Thursday, March 22, 2007

Your own Ancestry access may be restricted in LDS buildings

Did you know that you may not be able to use your personal Ancestry.com subscription in an LDS church building - like the Family History Library in Salt Lake City, or a local Family History Center? James W. Petty's post on the APG list explains why.

The money part of James' post says:

"When the Family History begins using an extremely reduced form of Ancestry.com on April 2nd, patrons, including professional researchers will not be able to access their own subscriptions of Ancestry.com on computers used within LDS Church buildings. Ancestry has assigned an ISPN address to the LDS Church in general, which includes the Family History Library, all Church administration buildings around Temple Square in Salt Lake City, and all LDS chapels where Family History Centers are located (including church owned schools like BYU), causing the computers detected as operating at those places to automatically log on to the LDS ISPN. Anyone doing research at any of these facilities desiring to access Ancestry.com will have to go away from the buildings to access it with their own laptop computers, or go to public libraries that carry Ancestry.com, or wait until they go home to their desktop computers. This is a situation that Ancestry set up, and the Family History Library has no control over it."

This may raise even more antagonism to Ancestry.com than the initial announcement, since most of us comprehend that Ancestry was providing free access at the FHCs. Let's remember that there will still be limited access at the FHL and FHCs, just not full access. It may be that the FHCs, and the FHL, will set up a separate wireless network that would permit personal user access to Ancestry.com and other web sites.

From my own experience at my local library, I can log in to my own Ancestry subscription even though the library subscribes to Ancestry Library Edition. The wireless network at the library for personal computer users is separate from the wireless library computer network with ALE access.

I hope that my subscription agreement with Ancestry.com permits me to access the service anywhere I am - whether at home, at an Internet cafe, at a local library, or in an FHC. Of course, they may change the agreement at some point. Can some lawyer-type check into what the subscription agreement actually says concerning this?

On the related subject, Renee Zamora has an interesting response from Ancestry to her question about FHC access - read it at
http://rzamor1.livejournal.com/46919.html They didn't answer her reasonable question - they sent her a form letter!
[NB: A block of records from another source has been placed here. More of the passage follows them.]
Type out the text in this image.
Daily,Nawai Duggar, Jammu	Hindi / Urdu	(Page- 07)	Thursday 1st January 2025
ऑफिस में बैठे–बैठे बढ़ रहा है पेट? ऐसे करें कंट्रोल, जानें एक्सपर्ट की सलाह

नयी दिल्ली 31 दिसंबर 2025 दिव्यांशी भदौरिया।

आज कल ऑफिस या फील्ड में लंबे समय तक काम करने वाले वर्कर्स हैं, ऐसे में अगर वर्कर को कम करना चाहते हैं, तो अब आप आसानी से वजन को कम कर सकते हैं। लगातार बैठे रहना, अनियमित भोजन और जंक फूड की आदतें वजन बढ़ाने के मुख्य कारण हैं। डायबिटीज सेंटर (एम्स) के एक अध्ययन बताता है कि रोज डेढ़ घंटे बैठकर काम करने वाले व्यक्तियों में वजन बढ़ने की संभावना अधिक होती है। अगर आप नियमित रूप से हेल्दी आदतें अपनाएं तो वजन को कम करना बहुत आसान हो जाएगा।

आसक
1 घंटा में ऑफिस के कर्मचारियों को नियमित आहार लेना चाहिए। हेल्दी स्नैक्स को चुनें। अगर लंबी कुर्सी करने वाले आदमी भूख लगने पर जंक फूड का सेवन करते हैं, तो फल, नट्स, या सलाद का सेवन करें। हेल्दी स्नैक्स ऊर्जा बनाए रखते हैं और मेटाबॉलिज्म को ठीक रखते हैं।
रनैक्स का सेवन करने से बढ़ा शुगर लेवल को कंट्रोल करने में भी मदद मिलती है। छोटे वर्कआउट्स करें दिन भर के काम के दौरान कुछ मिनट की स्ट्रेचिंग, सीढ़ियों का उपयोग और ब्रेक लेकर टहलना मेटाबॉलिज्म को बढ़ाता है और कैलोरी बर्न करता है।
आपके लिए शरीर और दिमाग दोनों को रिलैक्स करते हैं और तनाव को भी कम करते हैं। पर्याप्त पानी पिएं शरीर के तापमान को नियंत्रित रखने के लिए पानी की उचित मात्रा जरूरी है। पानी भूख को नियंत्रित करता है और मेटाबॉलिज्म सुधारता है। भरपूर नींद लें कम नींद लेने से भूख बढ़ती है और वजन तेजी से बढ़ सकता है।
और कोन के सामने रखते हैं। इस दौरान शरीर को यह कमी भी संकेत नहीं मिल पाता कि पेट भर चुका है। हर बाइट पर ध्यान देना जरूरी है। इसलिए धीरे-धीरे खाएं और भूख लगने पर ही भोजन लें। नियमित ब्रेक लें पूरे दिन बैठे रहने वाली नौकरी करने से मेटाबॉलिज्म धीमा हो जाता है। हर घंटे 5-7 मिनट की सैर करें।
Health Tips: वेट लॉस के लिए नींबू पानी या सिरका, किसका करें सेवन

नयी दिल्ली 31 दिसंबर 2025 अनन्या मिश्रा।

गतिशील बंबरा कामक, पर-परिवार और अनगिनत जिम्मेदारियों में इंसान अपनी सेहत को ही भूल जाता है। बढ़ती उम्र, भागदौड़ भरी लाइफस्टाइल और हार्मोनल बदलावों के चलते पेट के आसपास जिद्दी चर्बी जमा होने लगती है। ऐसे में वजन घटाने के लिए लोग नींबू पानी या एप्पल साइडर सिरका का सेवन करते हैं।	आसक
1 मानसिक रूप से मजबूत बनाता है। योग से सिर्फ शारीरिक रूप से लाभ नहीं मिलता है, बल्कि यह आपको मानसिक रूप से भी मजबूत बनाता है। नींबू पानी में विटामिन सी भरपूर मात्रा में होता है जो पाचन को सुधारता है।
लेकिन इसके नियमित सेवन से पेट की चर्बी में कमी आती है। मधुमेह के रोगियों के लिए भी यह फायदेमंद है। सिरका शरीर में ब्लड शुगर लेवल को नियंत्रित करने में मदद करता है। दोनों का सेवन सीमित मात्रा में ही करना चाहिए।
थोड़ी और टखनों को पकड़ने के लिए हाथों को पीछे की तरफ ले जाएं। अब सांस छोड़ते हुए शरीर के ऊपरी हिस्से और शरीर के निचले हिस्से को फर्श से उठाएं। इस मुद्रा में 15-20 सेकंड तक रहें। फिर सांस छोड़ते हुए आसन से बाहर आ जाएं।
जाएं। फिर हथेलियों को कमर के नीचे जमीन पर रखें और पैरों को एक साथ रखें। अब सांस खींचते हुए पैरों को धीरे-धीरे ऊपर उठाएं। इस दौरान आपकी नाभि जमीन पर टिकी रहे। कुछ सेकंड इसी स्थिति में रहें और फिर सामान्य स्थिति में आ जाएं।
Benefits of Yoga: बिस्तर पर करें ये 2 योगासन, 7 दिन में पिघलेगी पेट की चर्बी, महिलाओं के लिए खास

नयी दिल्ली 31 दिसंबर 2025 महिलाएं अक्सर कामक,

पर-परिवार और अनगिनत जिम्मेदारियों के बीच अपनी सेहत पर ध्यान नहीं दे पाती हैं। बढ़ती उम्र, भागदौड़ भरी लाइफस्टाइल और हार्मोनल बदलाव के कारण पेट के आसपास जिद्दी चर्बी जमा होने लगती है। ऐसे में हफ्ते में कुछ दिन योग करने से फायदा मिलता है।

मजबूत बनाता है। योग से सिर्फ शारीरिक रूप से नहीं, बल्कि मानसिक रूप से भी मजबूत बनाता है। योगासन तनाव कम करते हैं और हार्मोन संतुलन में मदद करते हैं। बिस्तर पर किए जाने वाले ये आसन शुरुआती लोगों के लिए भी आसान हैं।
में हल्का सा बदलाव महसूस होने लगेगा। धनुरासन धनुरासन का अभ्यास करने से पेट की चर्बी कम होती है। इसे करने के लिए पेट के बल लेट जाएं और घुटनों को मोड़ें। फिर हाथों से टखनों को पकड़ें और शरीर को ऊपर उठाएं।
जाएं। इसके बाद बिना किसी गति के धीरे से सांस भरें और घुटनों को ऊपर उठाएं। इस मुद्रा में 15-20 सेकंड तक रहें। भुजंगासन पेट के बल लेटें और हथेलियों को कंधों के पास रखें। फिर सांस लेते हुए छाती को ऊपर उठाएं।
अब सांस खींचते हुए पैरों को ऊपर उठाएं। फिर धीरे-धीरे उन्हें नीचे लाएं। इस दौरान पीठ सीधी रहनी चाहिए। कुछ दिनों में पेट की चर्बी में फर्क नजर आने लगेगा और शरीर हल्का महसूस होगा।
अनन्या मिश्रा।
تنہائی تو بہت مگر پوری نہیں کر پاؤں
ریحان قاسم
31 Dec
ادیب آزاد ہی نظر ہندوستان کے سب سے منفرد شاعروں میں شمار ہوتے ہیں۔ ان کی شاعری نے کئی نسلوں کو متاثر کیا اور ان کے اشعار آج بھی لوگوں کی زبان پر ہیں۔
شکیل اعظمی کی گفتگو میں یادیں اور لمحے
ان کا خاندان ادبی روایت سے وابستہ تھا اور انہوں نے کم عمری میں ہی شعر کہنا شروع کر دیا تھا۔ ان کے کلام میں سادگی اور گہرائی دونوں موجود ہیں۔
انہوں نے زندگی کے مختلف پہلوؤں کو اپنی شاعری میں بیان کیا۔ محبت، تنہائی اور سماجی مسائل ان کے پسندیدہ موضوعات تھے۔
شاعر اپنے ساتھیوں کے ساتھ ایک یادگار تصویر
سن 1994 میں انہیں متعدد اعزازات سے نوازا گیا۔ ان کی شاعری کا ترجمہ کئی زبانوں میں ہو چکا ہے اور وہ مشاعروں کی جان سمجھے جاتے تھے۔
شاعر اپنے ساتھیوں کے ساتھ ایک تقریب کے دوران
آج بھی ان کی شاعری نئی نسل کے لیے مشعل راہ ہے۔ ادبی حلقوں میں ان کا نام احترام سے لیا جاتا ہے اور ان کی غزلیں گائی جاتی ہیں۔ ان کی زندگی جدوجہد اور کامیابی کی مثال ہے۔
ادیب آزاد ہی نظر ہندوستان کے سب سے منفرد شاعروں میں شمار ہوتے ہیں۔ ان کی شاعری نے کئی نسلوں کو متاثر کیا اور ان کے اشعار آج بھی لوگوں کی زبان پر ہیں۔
This bomb just keeps exploding, doesn't it? Who wants to bet that there will be some sort of agreement reached for FHL/FHC access to the full Ancestry.com subscription? I think there will be - the issue is when?

3 comments:

Anonymous said...

Randy;
I have some serious questions about the situation as explained by James Petty. We here at the Seattle Public Library also provide Ancestry with a limited set of IP addresses to be used as part of our subscription. That is standard practice in the database industry. That does not stop our patrons from using their own Ancestry account via the open Internet. In fact they do it all the time. The IP addresses provided to Ancestry (not from Ancestry) allow Ancestry to authenticate the log-in without the patron having to enter a password or username. So I have some problems with the set up as discussed by James. I suggest we take a wait and see approach. Ancestry is being set-up as a bad guy here. While I'm no their biggest fan we need to remember that they make the vast majority of their income off of the individual user and any institutional access they provide, whether at an FHC or in my library, cuts into that base. Genealogy is the only area that I am aware of where a database provider gets more of its income from the public than from insitutional users. I would hate to see that change.
Heather McLeland-Wieser, C.G. MLS

Anonymous said...

I am not the biggest fan of Ancestry either. That being said I do understand why Ancestry would disallow people from logging in at FHC's on their personal accounts. They don't want someone to log in on their personal account and leave it logged in for everyone at the FHC to use thereby circumventing licensing agreements.

Anonymous said...

It's a slippery slope when companies start determining when and where we can log into personal accounts. Perhaps one could log in at a FHC and let everyone use their account. One could also share their login information with a group of people and cut into Ancestry revenue that way. What's next... limiting the number of IPs from which we can access a personal account? The idea of the internet and the move towards wireless is "anytime, anywhere," not "where we decide you can, in places we deem appropriate."